This is the second story of the NEIGHBORS project, published in the Anchorage Daily News and on the Anchorage Museum website. Here’s how it begins:
By the time Chef Eric DuBey flipped on the lights in the kitchen at Orso earlier this year, every surface sat under nearly two years of dust. A 22-year fixture on Fifth Avenue in downtown Anchorage, the restaurant closed hastily in March 2020. No one had been back.
“I was completely shocked. Just how the whole room felt, you know, from the last time I had been in there. It just felt deserted and abandoned,” DuBey said.
A restaurant isn’t meant to go quiet. A restaurant in a city’s core is part of a larger organism, and a lot of them have to be working — moving food, moving people, moving money — to give a downtown a pulse. Stove pilot lights stay aglow, the walk-in fridges hum, delivery trucks come and go. Line cooks, servers, dishwashers, bussers, hostesses clock-in. By 5, they welcome the town to their tables. After dinner, there are shows to catch, ice cream to buy, drinks at another bar. This is the way it always was in downtown Anchorage.

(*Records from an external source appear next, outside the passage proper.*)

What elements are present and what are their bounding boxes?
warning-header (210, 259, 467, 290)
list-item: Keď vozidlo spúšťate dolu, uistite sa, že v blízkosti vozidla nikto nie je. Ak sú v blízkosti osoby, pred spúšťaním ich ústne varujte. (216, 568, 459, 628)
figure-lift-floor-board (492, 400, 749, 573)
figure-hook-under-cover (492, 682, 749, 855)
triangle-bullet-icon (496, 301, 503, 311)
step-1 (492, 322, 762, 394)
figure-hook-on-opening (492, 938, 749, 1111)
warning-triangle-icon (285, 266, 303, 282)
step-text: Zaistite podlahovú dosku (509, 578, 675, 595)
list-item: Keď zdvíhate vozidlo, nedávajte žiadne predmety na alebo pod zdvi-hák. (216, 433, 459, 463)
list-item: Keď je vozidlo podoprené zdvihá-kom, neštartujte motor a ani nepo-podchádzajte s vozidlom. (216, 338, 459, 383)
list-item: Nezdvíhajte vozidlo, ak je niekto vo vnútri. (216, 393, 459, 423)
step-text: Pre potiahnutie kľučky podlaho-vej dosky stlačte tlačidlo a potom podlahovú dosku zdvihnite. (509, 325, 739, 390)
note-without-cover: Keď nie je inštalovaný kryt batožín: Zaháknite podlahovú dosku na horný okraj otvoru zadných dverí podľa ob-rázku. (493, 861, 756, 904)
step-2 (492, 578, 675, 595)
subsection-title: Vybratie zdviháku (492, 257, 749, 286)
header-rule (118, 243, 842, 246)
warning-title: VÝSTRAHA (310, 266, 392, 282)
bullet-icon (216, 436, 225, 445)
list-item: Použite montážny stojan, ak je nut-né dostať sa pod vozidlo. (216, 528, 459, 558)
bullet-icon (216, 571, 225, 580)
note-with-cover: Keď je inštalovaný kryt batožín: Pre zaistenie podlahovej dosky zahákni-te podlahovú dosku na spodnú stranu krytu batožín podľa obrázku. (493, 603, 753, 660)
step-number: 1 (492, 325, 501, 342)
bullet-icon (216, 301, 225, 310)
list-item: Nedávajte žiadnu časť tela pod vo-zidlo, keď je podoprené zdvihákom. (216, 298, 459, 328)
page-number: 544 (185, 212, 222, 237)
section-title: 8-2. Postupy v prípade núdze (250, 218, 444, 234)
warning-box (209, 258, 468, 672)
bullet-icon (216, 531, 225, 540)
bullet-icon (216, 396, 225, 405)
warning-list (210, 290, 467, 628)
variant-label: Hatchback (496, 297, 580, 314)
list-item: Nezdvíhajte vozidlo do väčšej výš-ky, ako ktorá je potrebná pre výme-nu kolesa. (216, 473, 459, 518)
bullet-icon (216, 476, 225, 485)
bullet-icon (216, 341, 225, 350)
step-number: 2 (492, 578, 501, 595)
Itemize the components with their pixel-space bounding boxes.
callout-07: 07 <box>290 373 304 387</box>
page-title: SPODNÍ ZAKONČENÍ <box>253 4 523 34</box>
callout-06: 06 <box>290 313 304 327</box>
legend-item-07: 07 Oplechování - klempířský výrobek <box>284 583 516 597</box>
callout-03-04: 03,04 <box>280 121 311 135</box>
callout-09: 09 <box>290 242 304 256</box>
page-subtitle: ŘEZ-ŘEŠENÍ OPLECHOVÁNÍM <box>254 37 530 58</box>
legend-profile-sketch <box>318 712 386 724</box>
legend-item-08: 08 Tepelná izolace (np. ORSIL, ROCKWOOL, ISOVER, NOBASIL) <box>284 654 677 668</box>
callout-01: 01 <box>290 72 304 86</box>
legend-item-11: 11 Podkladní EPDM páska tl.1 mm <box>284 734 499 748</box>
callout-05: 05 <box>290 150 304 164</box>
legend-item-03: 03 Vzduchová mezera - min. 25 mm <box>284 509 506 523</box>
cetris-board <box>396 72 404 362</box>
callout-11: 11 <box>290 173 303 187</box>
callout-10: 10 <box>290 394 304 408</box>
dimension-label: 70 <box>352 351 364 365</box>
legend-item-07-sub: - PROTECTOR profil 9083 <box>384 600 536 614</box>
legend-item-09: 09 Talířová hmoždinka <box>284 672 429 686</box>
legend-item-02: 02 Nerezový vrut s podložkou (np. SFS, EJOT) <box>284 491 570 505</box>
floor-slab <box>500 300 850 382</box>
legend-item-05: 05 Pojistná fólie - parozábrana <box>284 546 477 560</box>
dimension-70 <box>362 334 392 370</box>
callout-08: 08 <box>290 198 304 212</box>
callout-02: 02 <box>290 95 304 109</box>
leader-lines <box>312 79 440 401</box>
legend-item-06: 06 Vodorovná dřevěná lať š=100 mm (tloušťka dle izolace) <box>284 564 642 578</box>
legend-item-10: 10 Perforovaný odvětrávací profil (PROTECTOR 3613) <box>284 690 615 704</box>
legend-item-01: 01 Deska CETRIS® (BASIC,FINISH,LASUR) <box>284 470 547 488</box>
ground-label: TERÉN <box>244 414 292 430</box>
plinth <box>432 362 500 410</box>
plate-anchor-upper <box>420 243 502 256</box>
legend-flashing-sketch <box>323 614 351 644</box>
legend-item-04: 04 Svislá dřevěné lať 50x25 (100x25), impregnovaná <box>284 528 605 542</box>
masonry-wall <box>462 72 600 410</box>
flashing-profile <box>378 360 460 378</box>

But the pandemic — the lockdowns, customers’ fear of infection, the lack of cruise ships, the labor crunch — shut that all down in Anchorage like it did everywhere else. Some blocks kept a few lights on, but only now are others beginning to flicker back. On show nights at the Alaska Center for the Performing Arts, it’s getting a little harder to park on Fifth Avenue. The Westmark Hotel, boarded up for years, is accepting reservations for May. And just this month, against the odds, Orso lit up again.